Policies to encourage reductions in greenhouse gas emissions tend to stress the need to switch as many vehicles as possible to electric power.
Policies to encourage reductions in greenhouse gas emissions tend to stress the need to switch as many vehicles as possible to electric power. But a new study by MIT and the Ford Motor Company finds that depending on the location, in some cases an equivalent or even bigger reduction in emissions could be achieved by switching to lightweight conventional (gas-powered) vehicles instead — at least in the near term.
The study looked at a variety of factors that can affect the relative performance of these vehicles, including the role of low temperatures in reducing battery performance, regional differences in average number of miles driven annually, and the different mix of generating sources in different parts of the U.S. The results are being published today in the journal Environmental Science & Technology, in a paper by MIT Principal Research Scientist Randolph Kirchain, recent graduate Di Wu PhD ’18, graduate student Fengdi Guo, and three researchers from Ford.

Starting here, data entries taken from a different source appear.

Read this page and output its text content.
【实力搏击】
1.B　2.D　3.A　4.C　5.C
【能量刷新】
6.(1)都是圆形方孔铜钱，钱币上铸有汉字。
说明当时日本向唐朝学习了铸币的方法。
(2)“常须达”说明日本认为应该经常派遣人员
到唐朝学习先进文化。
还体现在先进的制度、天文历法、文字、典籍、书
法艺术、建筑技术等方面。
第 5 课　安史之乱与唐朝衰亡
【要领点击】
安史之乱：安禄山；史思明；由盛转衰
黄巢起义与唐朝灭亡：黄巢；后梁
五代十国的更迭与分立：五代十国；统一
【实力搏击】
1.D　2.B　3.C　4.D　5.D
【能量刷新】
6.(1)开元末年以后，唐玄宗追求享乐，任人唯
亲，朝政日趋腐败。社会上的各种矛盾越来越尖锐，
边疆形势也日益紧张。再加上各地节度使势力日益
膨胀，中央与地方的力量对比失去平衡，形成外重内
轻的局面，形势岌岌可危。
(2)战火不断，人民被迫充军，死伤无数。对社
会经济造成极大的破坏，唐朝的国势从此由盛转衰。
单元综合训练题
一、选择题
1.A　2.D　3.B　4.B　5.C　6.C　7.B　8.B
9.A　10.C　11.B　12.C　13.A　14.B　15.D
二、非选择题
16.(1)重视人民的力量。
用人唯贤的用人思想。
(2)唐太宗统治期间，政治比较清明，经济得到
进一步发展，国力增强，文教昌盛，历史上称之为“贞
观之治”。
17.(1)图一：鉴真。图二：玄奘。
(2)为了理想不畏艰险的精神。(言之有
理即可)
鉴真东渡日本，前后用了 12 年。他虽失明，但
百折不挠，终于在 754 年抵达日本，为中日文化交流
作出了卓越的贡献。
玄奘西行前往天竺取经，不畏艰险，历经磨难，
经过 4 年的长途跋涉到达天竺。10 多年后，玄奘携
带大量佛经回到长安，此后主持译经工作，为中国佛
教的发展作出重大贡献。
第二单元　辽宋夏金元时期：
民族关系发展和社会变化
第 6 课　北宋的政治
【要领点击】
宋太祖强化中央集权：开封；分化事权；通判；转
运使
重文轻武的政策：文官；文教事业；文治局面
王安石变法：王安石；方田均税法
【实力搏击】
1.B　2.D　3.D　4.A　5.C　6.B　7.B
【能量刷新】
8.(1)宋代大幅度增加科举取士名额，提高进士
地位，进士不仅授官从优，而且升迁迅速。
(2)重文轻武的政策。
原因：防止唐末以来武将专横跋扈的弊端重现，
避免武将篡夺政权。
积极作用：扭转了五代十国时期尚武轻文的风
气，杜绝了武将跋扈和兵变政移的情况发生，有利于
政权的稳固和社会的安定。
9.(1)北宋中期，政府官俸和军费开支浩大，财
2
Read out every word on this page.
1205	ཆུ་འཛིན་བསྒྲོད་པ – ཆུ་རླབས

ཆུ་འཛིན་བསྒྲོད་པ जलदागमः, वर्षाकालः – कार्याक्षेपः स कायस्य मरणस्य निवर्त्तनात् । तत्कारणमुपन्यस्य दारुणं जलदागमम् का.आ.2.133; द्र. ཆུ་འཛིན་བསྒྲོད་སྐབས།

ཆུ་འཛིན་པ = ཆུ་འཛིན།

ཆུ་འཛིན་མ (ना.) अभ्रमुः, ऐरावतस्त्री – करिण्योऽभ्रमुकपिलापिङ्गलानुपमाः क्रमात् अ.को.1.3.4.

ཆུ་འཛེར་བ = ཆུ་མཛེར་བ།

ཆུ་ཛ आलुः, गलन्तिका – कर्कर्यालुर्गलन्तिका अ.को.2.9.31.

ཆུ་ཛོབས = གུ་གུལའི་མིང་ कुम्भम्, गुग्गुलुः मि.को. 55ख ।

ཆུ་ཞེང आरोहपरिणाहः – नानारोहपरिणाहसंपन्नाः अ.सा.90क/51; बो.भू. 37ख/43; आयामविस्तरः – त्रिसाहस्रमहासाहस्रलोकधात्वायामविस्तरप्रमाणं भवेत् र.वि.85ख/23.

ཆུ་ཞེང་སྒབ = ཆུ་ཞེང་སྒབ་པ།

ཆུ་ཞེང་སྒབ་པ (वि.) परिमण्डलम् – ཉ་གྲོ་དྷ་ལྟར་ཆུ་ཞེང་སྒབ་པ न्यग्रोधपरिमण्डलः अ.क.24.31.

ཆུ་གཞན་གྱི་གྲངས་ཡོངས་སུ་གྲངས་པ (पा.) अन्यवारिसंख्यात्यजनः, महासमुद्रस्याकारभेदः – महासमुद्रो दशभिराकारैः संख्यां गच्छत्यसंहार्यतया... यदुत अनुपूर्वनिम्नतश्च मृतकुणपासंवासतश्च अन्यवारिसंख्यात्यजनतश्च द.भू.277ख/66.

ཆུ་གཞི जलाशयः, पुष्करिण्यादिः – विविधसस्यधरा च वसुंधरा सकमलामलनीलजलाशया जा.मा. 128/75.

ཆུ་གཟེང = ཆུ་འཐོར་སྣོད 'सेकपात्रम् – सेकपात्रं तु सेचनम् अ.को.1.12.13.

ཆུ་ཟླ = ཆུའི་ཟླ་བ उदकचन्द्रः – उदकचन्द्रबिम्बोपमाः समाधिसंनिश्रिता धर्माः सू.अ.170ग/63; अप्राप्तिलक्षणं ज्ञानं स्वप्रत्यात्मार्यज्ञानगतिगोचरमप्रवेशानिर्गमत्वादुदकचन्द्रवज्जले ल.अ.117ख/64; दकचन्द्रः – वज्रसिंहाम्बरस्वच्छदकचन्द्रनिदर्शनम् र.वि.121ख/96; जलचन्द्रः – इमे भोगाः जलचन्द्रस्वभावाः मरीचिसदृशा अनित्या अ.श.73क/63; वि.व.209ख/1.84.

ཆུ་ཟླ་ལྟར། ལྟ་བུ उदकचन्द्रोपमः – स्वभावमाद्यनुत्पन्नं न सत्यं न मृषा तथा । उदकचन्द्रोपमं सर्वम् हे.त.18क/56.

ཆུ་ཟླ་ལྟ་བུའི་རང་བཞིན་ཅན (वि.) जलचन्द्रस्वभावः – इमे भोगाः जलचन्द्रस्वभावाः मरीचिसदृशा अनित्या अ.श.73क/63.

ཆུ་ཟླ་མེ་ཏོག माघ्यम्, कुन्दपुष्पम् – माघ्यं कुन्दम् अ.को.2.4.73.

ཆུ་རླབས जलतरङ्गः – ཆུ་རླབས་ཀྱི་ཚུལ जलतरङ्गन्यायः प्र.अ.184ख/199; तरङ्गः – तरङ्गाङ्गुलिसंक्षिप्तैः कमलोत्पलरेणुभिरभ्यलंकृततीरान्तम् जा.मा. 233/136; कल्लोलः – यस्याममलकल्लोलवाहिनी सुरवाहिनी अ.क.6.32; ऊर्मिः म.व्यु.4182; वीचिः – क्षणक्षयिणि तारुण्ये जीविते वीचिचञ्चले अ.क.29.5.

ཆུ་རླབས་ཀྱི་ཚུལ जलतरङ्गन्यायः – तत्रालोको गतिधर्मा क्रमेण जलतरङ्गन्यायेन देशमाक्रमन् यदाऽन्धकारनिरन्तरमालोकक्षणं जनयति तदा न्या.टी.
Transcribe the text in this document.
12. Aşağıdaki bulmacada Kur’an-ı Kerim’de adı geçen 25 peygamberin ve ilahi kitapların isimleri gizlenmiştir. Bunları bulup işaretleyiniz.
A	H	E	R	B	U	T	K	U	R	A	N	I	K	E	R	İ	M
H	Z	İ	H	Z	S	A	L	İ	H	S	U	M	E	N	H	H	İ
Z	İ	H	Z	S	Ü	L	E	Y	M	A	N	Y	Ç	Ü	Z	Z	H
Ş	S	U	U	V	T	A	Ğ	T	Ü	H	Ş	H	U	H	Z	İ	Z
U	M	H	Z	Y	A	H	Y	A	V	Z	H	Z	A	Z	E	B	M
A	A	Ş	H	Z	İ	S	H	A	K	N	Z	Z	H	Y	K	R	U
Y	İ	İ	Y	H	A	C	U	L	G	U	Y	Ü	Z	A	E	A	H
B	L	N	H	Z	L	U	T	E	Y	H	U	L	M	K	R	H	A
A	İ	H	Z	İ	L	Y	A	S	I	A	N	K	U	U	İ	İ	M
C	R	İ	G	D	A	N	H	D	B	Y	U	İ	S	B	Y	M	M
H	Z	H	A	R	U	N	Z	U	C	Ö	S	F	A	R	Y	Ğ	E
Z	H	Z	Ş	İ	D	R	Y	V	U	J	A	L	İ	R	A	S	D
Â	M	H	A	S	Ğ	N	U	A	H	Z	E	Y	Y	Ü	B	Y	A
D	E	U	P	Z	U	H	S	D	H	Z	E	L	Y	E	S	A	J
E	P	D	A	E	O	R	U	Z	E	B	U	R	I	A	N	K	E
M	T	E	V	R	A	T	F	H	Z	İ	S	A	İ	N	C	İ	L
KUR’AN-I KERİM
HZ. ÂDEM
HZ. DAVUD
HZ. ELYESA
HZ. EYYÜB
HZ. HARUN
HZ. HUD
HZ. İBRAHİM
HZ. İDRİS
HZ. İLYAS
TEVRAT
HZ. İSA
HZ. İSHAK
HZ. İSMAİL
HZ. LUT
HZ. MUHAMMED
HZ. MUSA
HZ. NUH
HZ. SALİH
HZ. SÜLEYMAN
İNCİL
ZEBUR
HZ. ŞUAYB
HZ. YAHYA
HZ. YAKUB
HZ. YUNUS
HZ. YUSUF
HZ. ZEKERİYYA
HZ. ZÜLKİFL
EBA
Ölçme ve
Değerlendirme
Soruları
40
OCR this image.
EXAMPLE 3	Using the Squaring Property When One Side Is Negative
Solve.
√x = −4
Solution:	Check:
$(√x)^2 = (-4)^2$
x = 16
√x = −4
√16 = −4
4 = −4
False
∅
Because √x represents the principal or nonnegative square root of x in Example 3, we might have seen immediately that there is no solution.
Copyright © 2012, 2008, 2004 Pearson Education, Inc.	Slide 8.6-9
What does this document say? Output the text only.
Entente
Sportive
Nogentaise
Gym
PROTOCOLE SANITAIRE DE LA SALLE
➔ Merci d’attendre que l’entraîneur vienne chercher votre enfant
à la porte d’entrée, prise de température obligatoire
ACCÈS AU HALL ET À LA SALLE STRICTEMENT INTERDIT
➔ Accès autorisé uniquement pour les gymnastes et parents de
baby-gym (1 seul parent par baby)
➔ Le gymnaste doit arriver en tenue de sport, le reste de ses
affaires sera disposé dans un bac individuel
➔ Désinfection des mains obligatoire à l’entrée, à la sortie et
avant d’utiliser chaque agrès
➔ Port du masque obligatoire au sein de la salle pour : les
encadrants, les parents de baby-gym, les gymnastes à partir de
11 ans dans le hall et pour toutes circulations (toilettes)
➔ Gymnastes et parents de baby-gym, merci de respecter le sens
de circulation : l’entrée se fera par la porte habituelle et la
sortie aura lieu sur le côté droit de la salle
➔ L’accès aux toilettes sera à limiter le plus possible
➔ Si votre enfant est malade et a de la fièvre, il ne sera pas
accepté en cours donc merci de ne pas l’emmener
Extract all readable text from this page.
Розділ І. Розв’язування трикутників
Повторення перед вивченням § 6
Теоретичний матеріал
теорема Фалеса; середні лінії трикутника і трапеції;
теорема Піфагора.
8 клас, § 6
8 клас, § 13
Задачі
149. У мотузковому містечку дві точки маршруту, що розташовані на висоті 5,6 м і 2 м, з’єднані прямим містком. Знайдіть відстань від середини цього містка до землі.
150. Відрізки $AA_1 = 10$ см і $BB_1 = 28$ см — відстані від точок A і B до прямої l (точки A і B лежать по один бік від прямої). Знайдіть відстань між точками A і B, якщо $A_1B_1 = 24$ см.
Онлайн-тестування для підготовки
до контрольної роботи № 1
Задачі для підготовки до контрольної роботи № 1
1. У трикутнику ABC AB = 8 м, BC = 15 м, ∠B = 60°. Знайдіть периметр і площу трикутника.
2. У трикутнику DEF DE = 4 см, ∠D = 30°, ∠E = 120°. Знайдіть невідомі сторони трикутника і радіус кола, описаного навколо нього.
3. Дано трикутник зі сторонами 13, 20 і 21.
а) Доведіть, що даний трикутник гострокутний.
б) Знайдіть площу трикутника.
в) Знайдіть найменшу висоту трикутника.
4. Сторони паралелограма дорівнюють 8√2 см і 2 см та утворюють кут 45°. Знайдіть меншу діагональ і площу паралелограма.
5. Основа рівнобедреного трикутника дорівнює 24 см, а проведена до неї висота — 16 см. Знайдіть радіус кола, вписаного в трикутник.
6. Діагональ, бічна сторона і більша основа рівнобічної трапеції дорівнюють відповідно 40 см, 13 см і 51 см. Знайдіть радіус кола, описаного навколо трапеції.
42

The study combined a variety of datasets to examine the relative impact of different vehicle choices down to a county-by-county level across the nation. It showed that while electric vehicles provide the greatest impact in reducing greenhouse gas emissions for most of the country, especially on both coasts and in the south, significant parts of the Midwest had the opposite result, with lightweight gasoline-powered vehicles achieving a greater reduction.